Second-cousin marriages aren't that uncommon, and they're easy to comprehend: two people get married and they share a common ancestor, specifically a great-grandparent and usually a great-grandfather and great-grandmother. That's consanguinity of the third degree.
Today, I found a weird situation where a married couple's marriage certificate mentioned a third-degree consanguinity which I followed-up, but then noticed that they actually shared TWO sets of great-grandparents. In other words, they're double second cousins. (They're also my 5th great-grand aunt and uncle.)
Weird...
Then I got to the next marriage in their family tree. The bride and groom have the same sets of parents as the previous couple: a brother+sister marrying a sister+brother. Again, that's not THAT uncommon, but then it hit me: you have two siblings each marrying their double second cousin.
It's a "double" double second-cousin marriage!

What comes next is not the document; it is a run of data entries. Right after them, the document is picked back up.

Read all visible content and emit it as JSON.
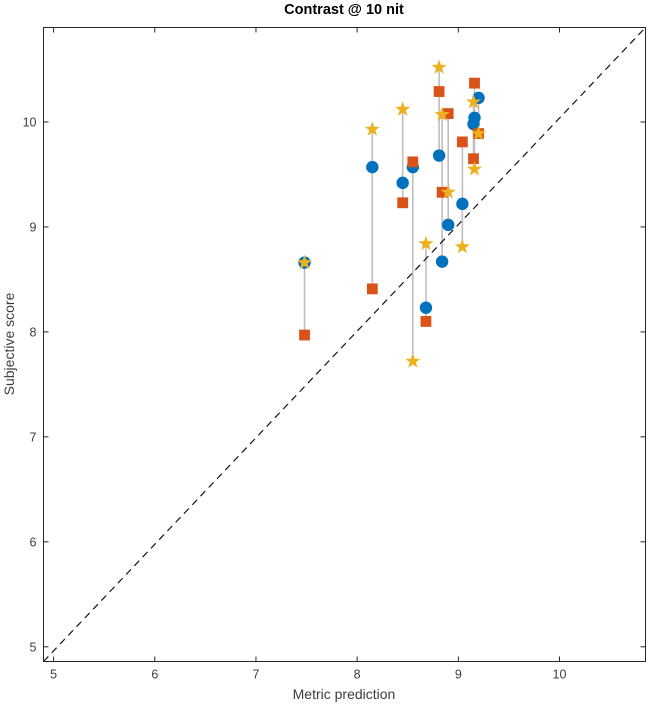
{
  "chart_data": {
    "type": "scatter",
    "title": "Contrast @ 10 nit",
    "xlabel": "Metric prediction",
    "ylabel": "Subjective score",
    "xlim": [
      4.9,
      10.85
    ],
    "ylim": [
      4.86,
      10.9
    ],
    "xticks": [
      5,
      6,
      7,
      8,
      9,
      10
    ],
    "yticks": [
      5,
      6,
      7,
      8,
      9,
      10
    ],
    "grid": false,
    "legend": "none",
    "box": true,
    "axis_color": "#262626",
    "identity_line": {
      "style": "dashed",
      "color": "#141414",
      "comment": "y = x reference line from bottom-left to top-right corner"
    },
    "connector_color": "#bebebe",
    "series": [
      {
        "name": "circle-metric",
        "marker": "circle",
        "color": "#0072BD"
      },
      {
        "name": "square-metric",
        "marker": "square",
        "color": "#D95319"
      },
      {
        "name": "star-metric",
        "marker": "pentagram",
        "color": "#EDB120"
      }
    ],
    "groups": [
      {
        "x": 7.48,
        "circle": 8.66,
        "square": 7.97,
        "star": 8.66
      },
      {
        "x": 8.15,
        "circle": 9.57,
        "square": 8.41,
        "star": 9.93
      },
      {
        "x": 8.45,
        "circle": 9.42,
        "square": 9.23,
        "star": 10.12
      },
      {
        "x": 8.55,
        "circle": 9.57,
        "square": 9.62,
        "star": 7.72
      },
      {
        "x": 8.68,
        "circle": 8.23,
        "square": 8.1,
        "star": 8.84
      },
      {
        "x": 8.81,
        "circle": 9.68,
        "square": 10.29,
        "star": 10.52
      },
      {
        "x": 8.84,
        "circle": 8.67,
        "square": 9.33,
        "star": 10.07
      },
      {
        "x": 8.9,
        "circle": 9.02,
        "square": 10.08,
        "star": 9.33
      },
      {
        "x": 9.04,
        "circle": 9.22,
        "square": 9.81,
        "star": 8.81
      },
      {
        "x": 9.15,
        "circle": 9.98,
        "square": 9.65,
        "star": 10.19
      },
      {
        "x": 9.16,
        "circle": 10.04,
        "square": 10.37,
        "star": 9.55
      },
      {
        "x": 9.2,
        "circle": 10.23,
        "square": 9.89,
        "star": 9.89
      }
    ]
  }
}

So, each of these couples' children (my 1st cousins 6x removed) only have 12 great-great grandparents instead of the usual 16.
It gets WEIRDER.
In 1773, Marie-Angélique Grenier (1729-?), my 6th great-grandmother, remarried after Joseph-Gaspard Choret passed away in 1768 to Jean-François Sévigny who was recently widowed from Marie-Anne Croteau (1719-1772).
This sets up another "Greg and Marcia Brady" situation as my last posting. Fifteen months later, Angélique's daughter Geneviève (1756-1824) who was 17 at the time of the re-marriage, marries her 22-year old step-brother Pierre Sévigny (1752-1828). They're my 5th great-grandparents.